Since most of American cable TV is now devoted to "reality" shows about pawn shops, moonshiners, truck drivers, swamp dwellers, hog hunters, tow-truck companies, and repossession companies (i.e. freaky, low-class weirdos hamming it up for the camera), I've been building up a DVD library to watch when there's nothing on the hundreds of cable channels I get.
I'd say the best old movie I've seen recently is
Key Largo, with Bogart and Bacall. Bogart is a former army major who's come to Florida to tell the young widow of a soldier in his unit how the kid died and what a hero he was. What makes the movie excellent is that the actors let their faces and voices convey their sadness at the waste of it all. They speak of how proud they are of the dead man, while their faces betray their doubt over whether they really think the sacrifice was worth it.
If Spielberg were to remake
Key Largo, he'd have the Bogart character give a lengthy speech about how bad war is and how the Americans were just as awful as the Germans, and he's draw some kind of blundering parallel between the U.S. and the criminal enterprise of the gangster Johnny Rocco, who's also staying at the hotel.
At one point in the movie, Bogart the former soldier is given the chance to shoot Johnny Rocco, knowing that Rocco's men will kill him immediately afterward. He refuses, and Bacall calls him a coward. Later, when she watches Bogart stand up to Rocco and get slapped in the face, she apologizes for calling him a coward. Her exp
ressions as she watches Bogart fearlessly defy Rocco is an amazing bit of acting, all done wordlessly.
The point the director John Huston was making is that this war veteran was sick of killing and had been damaged by performing his duty, even though performing his duty was unquestionably the right thing to do. Later in the movie, he realizes he's the only one who can stop Rocco, so he reluctantly does his duty again. As Bacall says to him, "Your head says one thing, but your heart says another."
The movie is about duty and patriotism, but it's all very subtle. That's why I like it. Huston let us work it all out for ourselves. He had subtexts. Spielberg no longer believes his audience can grasp subtexts, so he smashes you on the head with a giant plank, over and over and over.
I fully realize people see movies for different reasons, so I'm not criticizing people who enjoyed
War Horse or any other Spielberg movie. To me, film is an art form, and I go to movies for the same reason I go to art museums. I like a lot of weird, creepy, silly art, too. But it's art.
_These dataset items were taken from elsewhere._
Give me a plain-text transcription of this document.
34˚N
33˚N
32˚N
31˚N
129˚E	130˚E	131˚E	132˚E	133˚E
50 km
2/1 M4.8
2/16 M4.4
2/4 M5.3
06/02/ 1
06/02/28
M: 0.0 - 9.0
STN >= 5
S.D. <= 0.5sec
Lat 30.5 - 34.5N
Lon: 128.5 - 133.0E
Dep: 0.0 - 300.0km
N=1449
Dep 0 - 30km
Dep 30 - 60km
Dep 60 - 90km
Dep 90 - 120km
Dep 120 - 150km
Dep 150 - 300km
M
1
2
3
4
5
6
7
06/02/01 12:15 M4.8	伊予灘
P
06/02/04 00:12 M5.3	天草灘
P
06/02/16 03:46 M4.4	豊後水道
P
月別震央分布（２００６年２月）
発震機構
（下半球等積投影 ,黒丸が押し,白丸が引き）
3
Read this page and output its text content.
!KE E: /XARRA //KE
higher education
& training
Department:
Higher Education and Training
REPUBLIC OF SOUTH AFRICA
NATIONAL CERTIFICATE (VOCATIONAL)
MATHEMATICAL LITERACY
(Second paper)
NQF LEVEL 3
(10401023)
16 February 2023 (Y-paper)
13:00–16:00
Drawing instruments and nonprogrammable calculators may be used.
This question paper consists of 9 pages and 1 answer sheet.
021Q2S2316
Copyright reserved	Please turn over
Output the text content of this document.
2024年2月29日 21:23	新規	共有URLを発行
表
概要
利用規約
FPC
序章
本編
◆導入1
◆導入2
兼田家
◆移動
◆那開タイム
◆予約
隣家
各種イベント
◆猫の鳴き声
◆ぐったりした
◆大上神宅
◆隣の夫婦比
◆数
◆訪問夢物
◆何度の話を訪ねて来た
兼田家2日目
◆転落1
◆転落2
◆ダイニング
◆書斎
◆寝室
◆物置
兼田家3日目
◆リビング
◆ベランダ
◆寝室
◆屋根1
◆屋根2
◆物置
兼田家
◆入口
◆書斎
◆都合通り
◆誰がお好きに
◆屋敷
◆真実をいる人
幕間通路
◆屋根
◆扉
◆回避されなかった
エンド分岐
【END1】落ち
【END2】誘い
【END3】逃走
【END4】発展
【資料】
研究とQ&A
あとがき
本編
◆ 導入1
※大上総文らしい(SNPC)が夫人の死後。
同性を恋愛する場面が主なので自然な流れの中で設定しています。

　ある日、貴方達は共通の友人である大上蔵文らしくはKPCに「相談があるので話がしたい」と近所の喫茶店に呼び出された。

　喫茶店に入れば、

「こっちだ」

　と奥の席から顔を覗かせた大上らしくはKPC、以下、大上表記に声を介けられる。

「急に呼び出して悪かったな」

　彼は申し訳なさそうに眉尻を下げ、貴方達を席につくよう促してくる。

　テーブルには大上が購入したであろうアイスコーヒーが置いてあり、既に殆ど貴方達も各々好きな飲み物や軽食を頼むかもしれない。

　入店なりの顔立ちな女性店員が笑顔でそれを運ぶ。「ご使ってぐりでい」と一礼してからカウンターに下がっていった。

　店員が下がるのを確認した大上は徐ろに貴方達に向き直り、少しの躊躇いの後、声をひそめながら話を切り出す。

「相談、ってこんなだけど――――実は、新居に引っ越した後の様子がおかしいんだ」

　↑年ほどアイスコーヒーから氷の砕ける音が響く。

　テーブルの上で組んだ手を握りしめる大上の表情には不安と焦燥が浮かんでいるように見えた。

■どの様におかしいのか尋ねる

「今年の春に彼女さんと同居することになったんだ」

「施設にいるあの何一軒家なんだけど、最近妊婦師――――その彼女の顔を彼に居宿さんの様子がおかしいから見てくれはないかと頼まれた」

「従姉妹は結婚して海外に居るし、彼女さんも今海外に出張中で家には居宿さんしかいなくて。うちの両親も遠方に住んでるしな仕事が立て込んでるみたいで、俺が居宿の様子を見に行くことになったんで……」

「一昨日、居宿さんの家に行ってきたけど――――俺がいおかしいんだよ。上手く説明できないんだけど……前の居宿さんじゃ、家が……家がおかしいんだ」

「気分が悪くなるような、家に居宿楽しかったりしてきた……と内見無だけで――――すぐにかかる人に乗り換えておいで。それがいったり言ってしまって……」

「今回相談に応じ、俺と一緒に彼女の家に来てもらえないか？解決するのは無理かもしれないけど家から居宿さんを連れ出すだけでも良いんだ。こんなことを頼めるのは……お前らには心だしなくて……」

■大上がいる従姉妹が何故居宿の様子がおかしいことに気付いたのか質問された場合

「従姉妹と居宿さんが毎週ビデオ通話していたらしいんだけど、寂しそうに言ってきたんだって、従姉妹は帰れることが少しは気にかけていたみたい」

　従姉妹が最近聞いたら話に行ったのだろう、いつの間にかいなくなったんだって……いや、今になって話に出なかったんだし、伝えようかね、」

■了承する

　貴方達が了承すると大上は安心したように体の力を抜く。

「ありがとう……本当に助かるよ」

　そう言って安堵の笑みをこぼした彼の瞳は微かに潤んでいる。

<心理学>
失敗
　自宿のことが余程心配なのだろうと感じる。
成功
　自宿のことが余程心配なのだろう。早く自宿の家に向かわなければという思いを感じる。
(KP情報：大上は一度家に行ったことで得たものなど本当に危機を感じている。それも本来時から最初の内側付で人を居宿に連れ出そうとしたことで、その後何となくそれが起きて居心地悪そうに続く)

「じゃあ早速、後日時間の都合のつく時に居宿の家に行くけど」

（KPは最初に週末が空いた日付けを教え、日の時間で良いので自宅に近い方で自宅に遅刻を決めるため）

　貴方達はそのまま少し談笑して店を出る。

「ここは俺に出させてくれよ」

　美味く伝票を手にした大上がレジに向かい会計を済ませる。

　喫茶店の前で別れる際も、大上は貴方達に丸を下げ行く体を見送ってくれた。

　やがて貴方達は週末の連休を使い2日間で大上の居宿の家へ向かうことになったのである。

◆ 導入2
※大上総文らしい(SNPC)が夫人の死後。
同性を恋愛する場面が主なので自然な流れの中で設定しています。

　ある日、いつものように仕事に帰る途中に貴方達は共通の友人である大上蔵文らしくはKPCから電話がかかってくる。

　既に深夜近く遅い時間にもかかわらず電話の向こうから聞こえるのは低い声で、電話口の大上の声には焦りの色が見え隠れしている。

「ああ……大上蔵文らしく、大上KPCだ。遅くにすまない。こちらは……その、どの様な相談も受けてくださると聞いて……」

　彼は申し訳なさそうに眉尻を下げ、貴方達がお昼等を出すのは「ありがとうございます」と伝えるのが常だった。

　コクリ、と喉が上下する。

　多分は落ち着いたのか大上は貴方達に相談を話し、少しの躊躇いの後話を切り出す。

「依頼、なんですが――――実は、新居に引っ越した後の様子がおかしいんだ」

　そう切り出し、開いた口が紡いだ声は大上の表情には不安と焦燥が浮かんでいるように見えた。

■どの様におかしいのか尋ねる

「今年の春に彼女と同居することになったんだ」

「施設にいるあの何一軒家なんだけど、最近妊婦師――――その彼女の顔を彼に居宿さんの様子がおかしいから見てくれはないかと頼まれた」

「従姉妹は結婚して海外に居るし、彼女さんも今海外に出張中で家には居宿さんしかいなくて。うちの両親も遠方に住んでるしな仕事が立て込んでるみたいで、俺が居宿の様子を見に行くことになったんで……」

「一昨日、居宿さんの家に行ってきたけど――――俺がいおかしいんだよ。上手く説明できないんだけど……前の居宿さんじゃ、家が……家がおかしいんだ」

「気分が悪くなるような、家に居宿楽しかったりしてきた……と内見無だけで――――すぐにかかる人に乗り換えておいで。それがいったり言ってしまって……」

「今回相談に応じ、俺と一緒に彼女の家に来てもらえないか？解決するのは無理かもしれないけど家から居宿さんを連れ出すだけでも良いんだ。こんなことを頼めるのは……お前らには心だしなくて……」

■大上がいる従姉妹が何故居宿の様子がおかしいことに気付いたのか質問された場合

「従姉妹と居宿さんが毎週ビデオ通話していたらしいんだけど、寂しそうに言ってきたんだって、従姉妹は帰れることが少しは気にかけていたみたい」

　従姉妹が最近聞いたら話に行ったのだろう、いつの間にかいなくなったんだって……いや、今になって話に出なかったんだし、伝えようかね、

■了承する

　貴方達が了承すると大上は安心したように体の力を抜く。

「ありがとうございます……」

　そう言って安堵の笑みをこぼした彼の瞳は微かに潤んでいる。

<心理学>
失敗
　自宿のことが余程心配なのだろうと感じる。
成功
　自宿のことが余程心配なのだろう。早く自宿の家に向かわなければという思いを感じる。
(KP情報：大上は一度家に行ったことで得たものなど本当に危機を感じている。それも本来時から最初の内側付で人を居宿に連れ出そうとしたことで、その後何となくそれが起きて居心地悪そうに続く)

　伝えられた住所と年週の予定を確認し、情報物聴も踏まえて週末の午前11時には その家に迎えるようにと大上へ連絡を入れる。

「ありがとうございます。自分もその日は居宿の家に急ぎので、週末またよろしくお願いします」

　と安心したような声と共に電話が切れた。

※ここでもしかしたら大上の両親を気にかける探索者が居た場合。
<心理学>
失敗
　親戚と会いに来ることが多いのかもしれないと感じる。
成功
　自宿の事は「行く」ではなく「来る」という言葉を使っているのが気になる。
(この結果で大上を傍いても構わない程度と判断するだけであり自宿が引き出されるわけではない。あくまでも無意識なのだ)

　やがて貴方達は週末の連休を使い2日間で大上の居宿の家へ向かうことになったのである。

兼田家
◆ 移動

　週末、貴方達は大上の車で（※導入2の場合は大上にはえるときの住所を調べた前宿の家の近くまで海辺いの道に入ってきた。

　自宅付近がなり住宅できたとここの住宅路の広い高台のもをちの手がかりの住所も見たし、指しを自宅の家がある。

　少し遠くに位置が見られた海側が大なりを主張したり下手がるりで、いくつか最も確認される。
I just think Spielberg is too manipulative and cynical for my tastes, so I give him a pass now.
Another movie that handles the cost of war really well is
Bad Day at Black Rock, with Spencer Tracy as a maimed war veteran who initially thinks his sacrifice wasn't worth it. The movie also tackles the touchy subject of racism, without being preachy. I want movie directors to return to where they were years ago, when they assumed a level of intelligence and understanding in the audience that they don't think we have anymore.